Woman loses bid to sue police after getting so drunk officers had to change her vomit-soaked clothes

Woman loses bid to sue police after getting so drunk officers were forced to change her vomit-soaked clothes rather than leave her to ‘marinade overnight in her own bodily fluids’

A woman who sued the police after becoming so drunk officers were forced to change her vomit-soaked clothes rather than leave her to ‘marinade overnight in her own bodily fluids’ has had her case thrown out by a High Court judge.

Cheryl Pile was arrested by Merseyside Police on April 22 2017 for being drunk and disorderly after a taxi driver rang 999 claiming she had started abusing him and ‘kicking off’.

She was described as being ‘covered in vomit’ by officers and taken to a Liverpool police station, where four female officers removed her outer clothes and gave her a clean, dry outfit.

In his ruling, the judge said that at the police station, Ms Pile’s ‘befuddled attempts to give her details, including her own name, reveal that she was incoherent with drink’. The judge found: ‘The officers had used no more force than was strictly necessary to remove the claimant’s clothing and she was too drunk to understand what was going on’

Ms Pile – who later agreed to pay a £60 fine for being drunk and disorderly – brought a claim against the force, arguing they did not have the right to change her and had breached her human rights. 

In a ruling published on Friday, Mr Justice Turner dismissed Ms Pile’s appeal, which he said had been brought ‘to establish the liberty of inebriated English subjects to be allowed to lie undisturbed overnight in their own vomit-soaked clothing’. 

He said: ‘She had emptied the contents of her stomach all over herself and was too insensible with drink to have much idea of either where she was or what she was doing there (at the police station).

‘Rather than leave the vulnerable claimant to marinade overnight in her own bodily fluids, four female police officers removed her outer clothing and provided her with a clean dry outfit to wear.

‘The claimant was so drunk that she later had no recollection of these events.

‘It is against this colourful background that she brought a claim against the police in trespass to the person and assault alleging that they should have left her squalidly and unhygienically soaking in vomit.’

In his ruling, the judge said that at the police station, Ms Pile’s ‘befuddled attempts to give her details, including her own name, reveal that she was incoherent with drink’.

The judge found: ‘The officers had used no more force than was strictly necessary to remove the claimant’s clothing and she was too drunk to understand what was going on.’

Ms Pile also complained that officers breached her right to privacy by placing her in a cell monitored by a CCTV camera, which was rejected by the judge.

Cheryl Pile was arrested by Merseyside Police on April 22 2017 for being drunk and disorderly after a taxi driver rang 999 claiming she had started abusing him and 'kicking off' [File photo]

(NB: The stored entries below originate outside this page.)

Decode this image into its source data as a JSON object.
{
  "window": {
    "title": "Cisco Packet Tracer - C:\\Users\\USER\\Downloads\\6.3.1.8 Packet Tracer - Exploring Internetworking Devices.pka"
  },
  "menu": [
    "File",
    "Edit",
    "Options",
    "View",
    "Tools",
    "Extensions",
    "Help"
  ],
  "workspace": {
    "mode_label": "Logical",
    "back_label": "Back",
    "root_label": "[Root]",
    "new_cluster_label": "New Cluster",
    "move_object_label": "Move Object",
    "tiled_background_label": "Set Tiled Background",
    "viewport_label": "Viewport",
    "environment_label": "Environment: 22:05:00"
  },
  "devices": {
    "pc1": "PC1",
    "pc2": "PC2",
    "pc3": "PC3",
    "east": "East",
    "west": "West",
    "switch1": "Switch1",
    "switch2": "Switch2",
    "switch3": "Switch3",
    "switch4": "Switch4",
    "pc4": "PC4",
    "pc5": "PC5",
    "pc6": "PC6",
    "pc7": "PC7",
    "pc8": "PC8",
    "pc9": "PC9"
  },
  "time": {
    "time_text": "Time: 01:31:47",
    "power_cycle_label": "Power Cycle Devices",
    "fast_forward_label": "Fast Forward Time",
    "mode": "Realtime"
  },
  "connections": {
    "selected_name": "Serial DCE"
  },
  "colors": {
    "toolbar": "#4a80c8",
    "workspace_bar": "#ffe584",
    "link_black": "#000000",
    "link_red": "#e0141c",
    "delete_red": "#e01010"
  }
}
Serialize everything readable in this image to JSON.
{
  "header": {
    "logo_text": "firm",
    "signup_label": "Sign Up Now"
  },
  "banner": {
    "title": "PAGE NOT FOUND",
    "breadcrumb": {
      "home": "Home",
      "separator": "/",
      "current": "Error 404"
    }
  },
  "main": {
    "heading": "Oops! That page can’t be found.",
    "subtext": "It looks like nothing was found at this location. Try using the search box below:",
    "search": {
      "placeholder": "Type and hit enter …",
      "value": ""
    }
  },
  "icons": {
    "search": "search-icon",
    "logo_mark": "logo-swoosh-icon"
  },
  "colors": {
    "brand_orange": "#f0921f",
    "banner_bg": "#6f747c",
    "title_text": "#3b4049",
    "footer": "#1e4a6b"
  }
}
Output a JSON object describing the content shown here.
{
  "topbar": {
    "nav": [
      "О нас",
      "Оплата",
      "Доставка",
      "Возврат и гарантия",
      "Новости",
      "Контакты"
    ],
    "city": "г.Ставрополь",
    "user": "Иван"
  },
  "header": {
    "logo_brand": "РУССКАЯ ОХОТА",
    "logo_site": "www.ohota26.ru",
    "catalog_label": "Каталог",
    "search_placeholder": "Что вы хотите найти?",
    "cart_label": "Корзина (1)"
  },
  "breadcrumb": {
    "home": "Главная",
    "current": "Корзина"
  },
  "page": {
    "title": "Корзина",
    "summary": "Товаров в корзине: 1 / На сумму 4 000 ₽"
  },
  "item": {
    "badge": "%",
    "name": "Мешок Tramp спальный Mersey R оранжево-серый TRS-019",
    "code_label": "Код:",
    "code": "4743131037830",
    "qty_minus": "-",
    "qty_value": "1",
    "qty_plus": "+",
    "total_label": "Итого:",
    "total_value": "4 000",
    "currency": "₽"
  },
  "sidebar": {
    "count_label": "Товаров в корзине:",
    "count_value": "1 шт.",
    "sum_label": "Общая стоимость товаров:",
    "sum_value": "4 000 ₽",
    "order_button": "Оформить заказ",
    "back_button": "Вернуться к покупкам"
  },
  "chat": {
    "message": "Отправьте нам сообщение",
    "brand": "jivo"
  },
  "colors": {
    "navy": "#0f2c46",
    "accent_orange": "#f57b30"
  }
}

Cheryl Pile was arrested by Merseyside Police on April 22 2017 for being drunk and disorderly after a taxi driver rang 999 claiming she had started abusing him and ‘kicking off’ [File photo]

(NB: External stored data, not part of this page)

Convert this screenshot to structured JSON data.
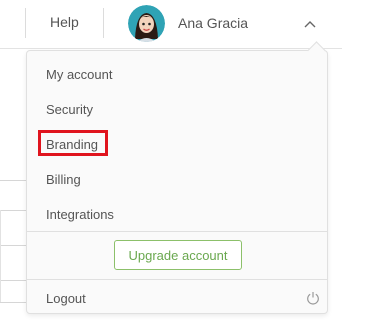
{
  "header": {
    "help_label": "Help",
    "user_name": "Ana Gracia"
  },
  "menu": {
    "items": [
      {
        "label": "My account"
      },
      {
        "label": "Security"
      },
      {
        "label": "Branding"
      },
      {
        "label": "Billing"
      },
      {
        "label": "Integrations"
      }
    ],
    "upgrade_label": "Upgrade account",
    "logout_label": "Logout"
  },
  "colors": {
    "highlight": "#e0141e",
    "upgrade_accent": "#6aa84f"
  }
}
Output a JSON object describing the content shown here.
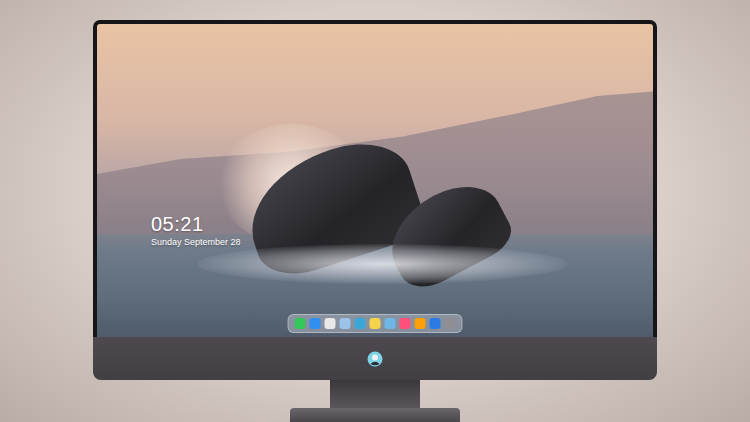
{
  "lock_screen": {
    "time": "05:21",
    "date": "Sunday September 28"
  },
  "dock": {
    "items": [
      {
        "color": "#34c759"
      },
      {
        "color": "#2f8ff0"
      },
      {
        "color": "#e8e8e8"
      },
      {
        "color": "#9cc3e8"
      },
      {
        "color": "#3aa7d8"
      },
      {
        "color": "#f5d34a"
      },
      {
        "color": "#6fb6e8"
      },
      {
        "color": "#ff4f7a"
      },
      {
        "color": "#ff9f0a"
      },
      {
        "color": "#2c7be5"
      },
      {
        "color": "#8e8e93"
      }
    ]
  }
}
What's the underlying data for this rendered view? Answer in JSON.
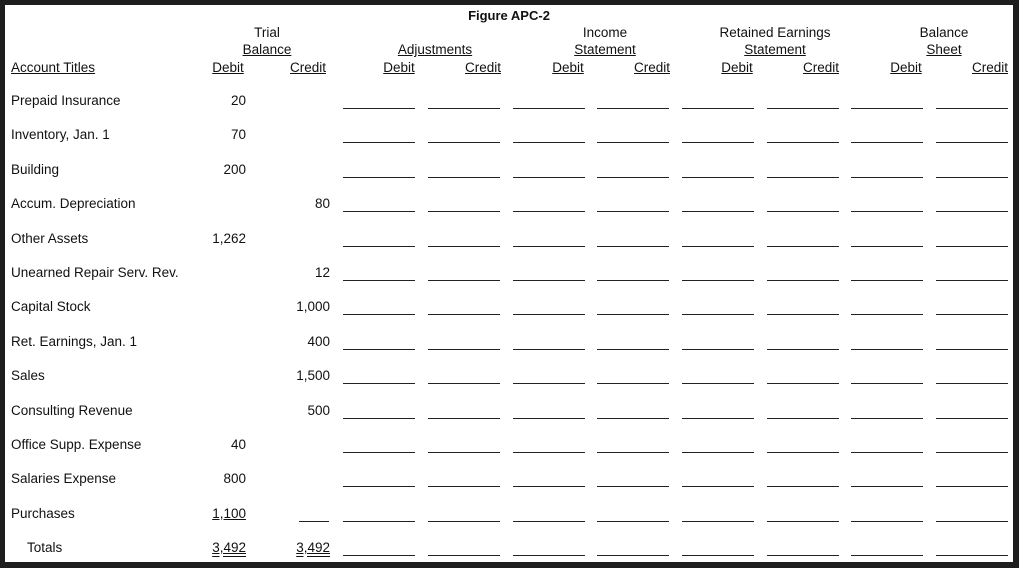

He said it was ‘fortunate’ that Ms Pile was being observed as, after she was left alone in the cell, she ‘lost her balance, fell over and banged her head on the cell floor’. 

She was taken to hospital and treated for her injuries.

He concluded: ‘The decision to monitor her cell and broadcast the footage to the custody suite was both lawful and necessary. Indeed, it subsequently equipped officers to see that she had fallen over and hurt herself so that she could be given prompt medical attention.’

Mr Justice Turner noted that ‘some members of the public may well have found it to have been a grotesque result if a woman who: has rendered herself insensible through drink; abused an innocent taxi driver; behaved aggressively to police officers trying to do their job and vomited all over herself should then be found to be entitled to compensation because those same officers, as an act of decency, had then changed her into clean and dry clothing at a time when she was too drunk to know or care.’